You know those moments, when you hear a ‘best of’ album, and you immediately think “Uh-oh – I’m going to need to get all of these albums, aren’t I?” They don’t happen very often, but when they do you remember them. For example, about three months ago, I picked up a Tom Waits compilation covering what’s safely referred to as his ‘Jazz’ period, the 1973-1980 section of his career when he was at his most accessible and not quite diving into the deep end of weird. As detailed here, I was already aware of Waits but this was my first serious sampling of his music and I really liked what I heard – not quite enough to have me diving for an album, but enough so that the compilation had plenty of plays on my Ipod. But, of course, there’s a big dividing line in Waits’ career, and it happens on the 1982 Swordfishtrombones, and I wasn’t yet sure if I was up to jumping over that line. So, when last week Fopp had a copy of Beautiful Maladies, a ‘best of’ that covers Waits’ more experimental Island Record years (from 1982 through to 1994) for the princely sum of £3, I decided to take the plunge (along with a copy of Waits album The Black Rider, also for £3) – and the fact that I’ve since picked up Swordfishtrombones and 1992’s Bone Machine, and I would have grabbed Rain Dogs as well if it was there should tell you how much I liked what I heard.
It’s one of those experiences where you end up wondering what the hell took you so long, as Waits’ bizarre experimentalism is exactly my kind of crazy. He stretches the idea of a ‘difficult listen’ even more here than he ever did during the ‘Used Songs’ compilation, and if anything really sold me, it’s the tracks from 1985’s Rain Dogs – the sinister prowling rythmns of ‘Clap Hands’, the oddball funk of ‘Jockey Full of Bourbon’, and above everything else there’s the absolutely bloody demented ‘Singapore’, a crazed sea-shanty that – for reasons I find impossible to describe – keeps making me think of a really menacing version of King Louie from The Jungle Book singing about going on shore leave and yelling ‘Heave Away, boys!’ I’ve always loved music that doesn’t just burble along in the background but actually takes you on a journey, that builds a world and shifts your perspective in odd angles, and that’s the absolute definition of what Waits does here. There are also some of the most gorgeously crafted lyrics I’ve ever heard, lines that leap out of the song and into your consciousness, resonating in really strange ways, while what he does with percussion and orchestration frankly boggles the mind. There are ‘normal’ tracks on Beautiful Maladies, but it’s the weirder outings that really stick in the mind, or the complete about-turns into quiet soulfulness, like the distant gramphone sounds of ‘Innocent When You Dream (78)’, or the perfectly crafted ‘Johnsburg, Illinois’, which manages to do a wonderful love song in one minute and thirty three seconds.

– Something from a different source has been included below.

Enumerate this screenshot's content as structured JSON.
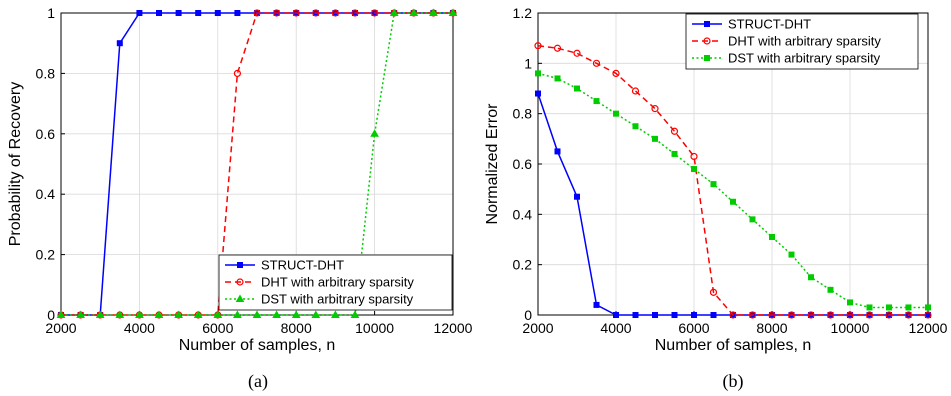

I’ve been mainly sticking with the compilation so far, I have to admit, and am slowly exploring the albums – The Black Rider is particularly strange (but then, you read the liner notes which tell you it’s from a play co-written by William Burroughs and suddenly everything makes sense), but I’m loving what I hear, and for every track that makes me go ‘huh?’, there’s one that inspires me, intrigues me or just plain enchants me. I may not get hold of Waits’ entire back catalogue, but something tells me I’m not done yet. I can fully understand why Waits inspires the kind of dedication that he does, and there’s a freshness to the music on Beautiful Maladies that’s amazing, along with a tinge of familiarity that suggests exactly how many times he’s been ripped off by other artists. These are the kind of songs that speak to you, that mean more than just verse chorus verse, chorus instrumental chorus fade. They’re srange and creepy, weird and sexy, taking you on a bizarre, carnival-like tour of apocalyptic junkyards, broken down souls and how the world looks through the bottom of a whisky glass. I’m just slightly vexxed at myself that I took this long to get into the Kingdom of Waits. And to sum up, here’s music journo Gary Mulholland talking about Swordfishtrombones in his excellent book ‘Fear of Music – The 261 Greatest Albums Since Punk and Disco’:
“There are fifteen songs here that shoot by in under forty two minutes, in an ugly-beautiful blur of untehered textures and linguistic coups that made Waits the most respected composer of his age, and the writer of novelistic mystery plays that mean something different to everyone who falls under their spell. For me, it’s hungry hobos performing threepenny ballet to the strains of a Salvation Army Band giving a recital in the rubble of a broken town with no station and a surplus of pungent mongrels. I didn’t know I wanted to visit until Tom took me there.”